The point is that, as other posters have said, there is no way for a function in Python to know what's going to be done with it's return value (EDIT: okay, maybe there would be some weird bytecode-hacking way, but don't do that) - but you can work around it in the cases that matter.

Answer 5

New Solution

This is a new that solution detects when the result of the function is used for assignment by examining its own bytecode. There is no bytecode writing done, and it should even be compatible with future versions of Python because it uses the opcode module for definitions.

import inspect, dis, opcode

def check_status():

    try:
        frame = inspect.currentframe().f_back
        next_opcode = opcode.opname[ord(frame.f_code.co_code[frame.f_lasti+3])]
        if next_opcode == "POP_TOP": 
            # or next_opcode == "RETURN_VALUE":
            # include the above line in the if statement if you consider "return check_status()" to be assignment
            print "I was not assigned"
            print "Pretty printer status check 0.02v"
            print "NOTE: This is so totally not written for giant robots"
            return
    finally:
        del frame    

    # do normal routine

    info = {'cond_op': 1, 't_canoncharge': 1342, 'stage_booster': 5}

    return info

# no assignment    
def test1():
    check_status()

# assignment
def test2():
    a = check_status()

# could be assignment (check above for options)
def test3():
    return check_status()

# assignment
def test4():
    a = []
    a.append(check_status())
    return a

Solution 1

This is the old solution that detects whenever you are calling the function while debugging under python -i or PDB.

import inspect

def check_status():
    frame = inspect.currentframe()
    try:
        if frame.f_back.f_code.co_name == "<module>" and frame.f_back.f_code.co_filename == "<stdin>":
            print "Pretty printer status check 0.02v"
            print "NOTE: This is so totally not written for giant robots"
    finally:
        del frame

    # do regular stuff   
    return {'cond_op': 1, 't_canoncharge': 1342, 'stage_booster': 5}

def test():
    check_status()


>>> check_status()
Pretty printer status check 0.02v
NOTE: This is so totally not written for giant robots
{'cond_op': 1, 't_canoncharge': 1342, 'stage_booster': 5}

>>> a=check_status()
Pretty printer status check 0.02v
NOTE: This is so totally not written for giant robots

>>> a
{'cond_op': 1, 't_canoncharge': 1342, 'stage_booster': 5}

test()
>>>

Answer 6

There's no use case for this. Python assigns all interactive results to a special variable named _.

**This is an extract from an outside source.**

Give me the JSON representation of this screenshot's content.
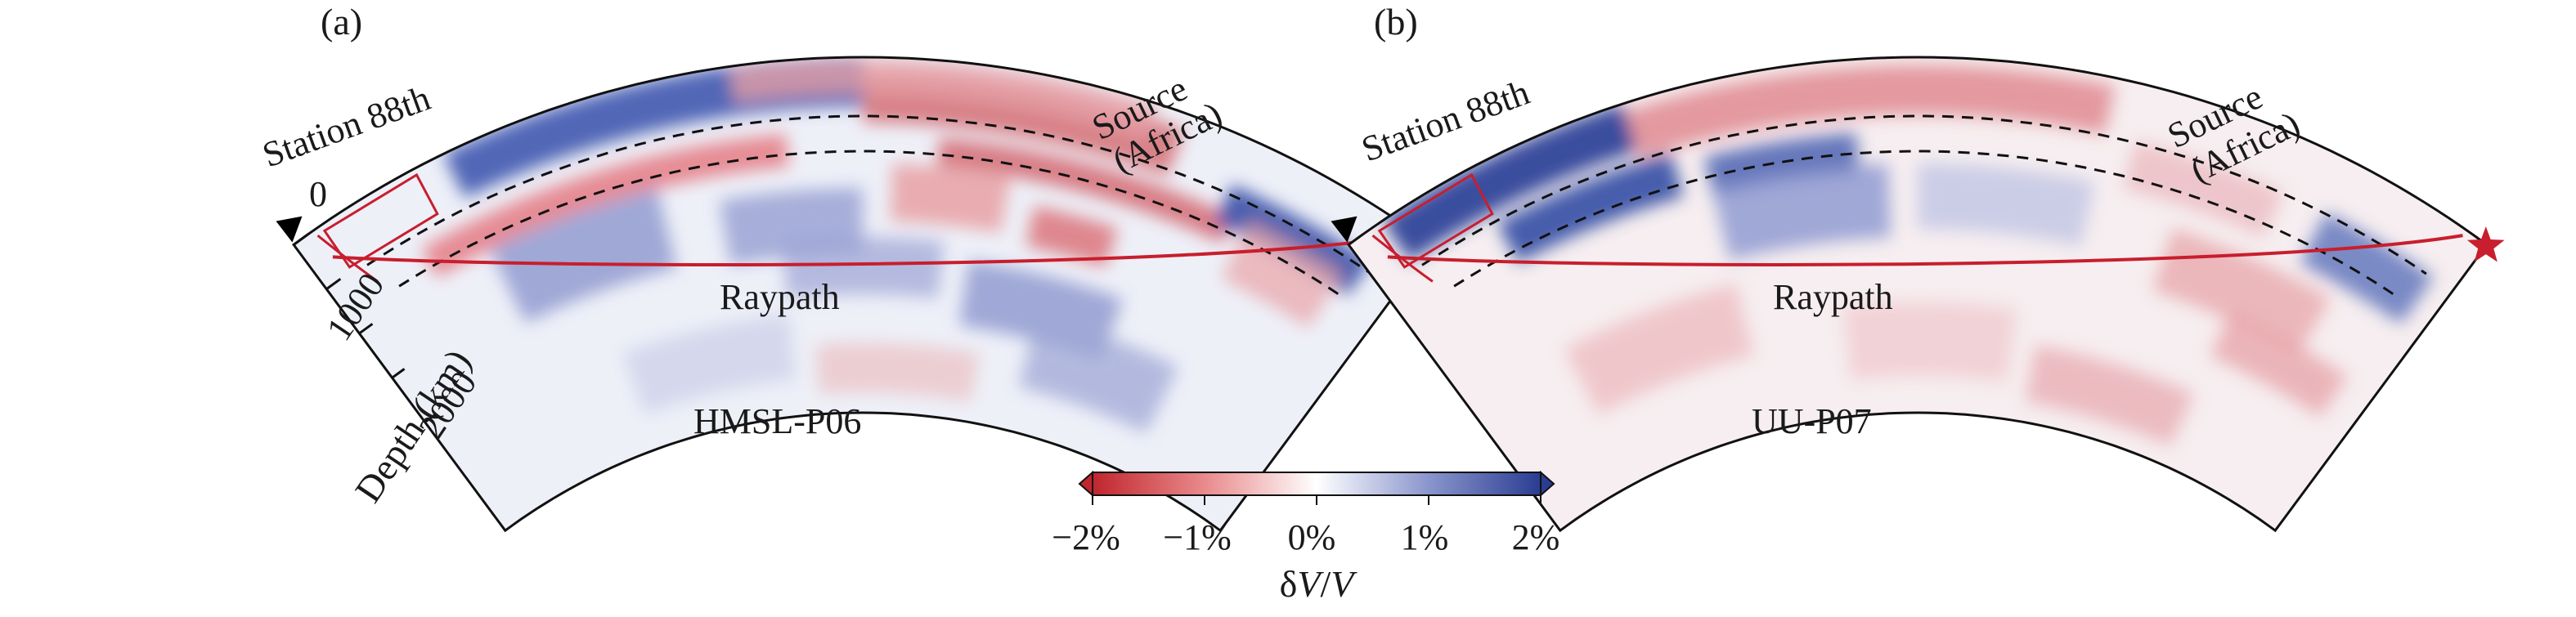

You can do the following interactively. Works great. No funny business.

>>> check_status()
{'cond_op': 1, 't_canoncharge': 1342, 'stage_booster': 5, 'range_est_sigma': 0.023, 'fuel_est': 32557154, 'beer_type': 31007, 'beer_temp': 2, 'catchphrase_suggestion': 1023, 'virtual_on': 'hell yes'}

>>> pprint.pprint( _ )
{'beer_temp': 2,
 'beer_type': 31007,
 'catchphrase_suggestion': 1023,
 'cond_op': 1,
 'fuel_est': 32557154,
 'range_est_sigma': 0.023,
 'stage_booster': 5,
 't_canoncharge': 1342,
 'virtual_on': 'hell yes'}

Answer 7

Even if there is a way to do this, it's a bad idea. Imagine trying to debug something that behaves differently depending on the context it's called from. Now try to imagine that it's six months from now and this is buried in part of some system that's too big to keep in your head all at once.

Keep it simple. Explicit is better than implicit. Just make a pretty-print function (or use the pprint module) and call that on the result. In an interactive Pythn session you can use _ to get the value of the last expression.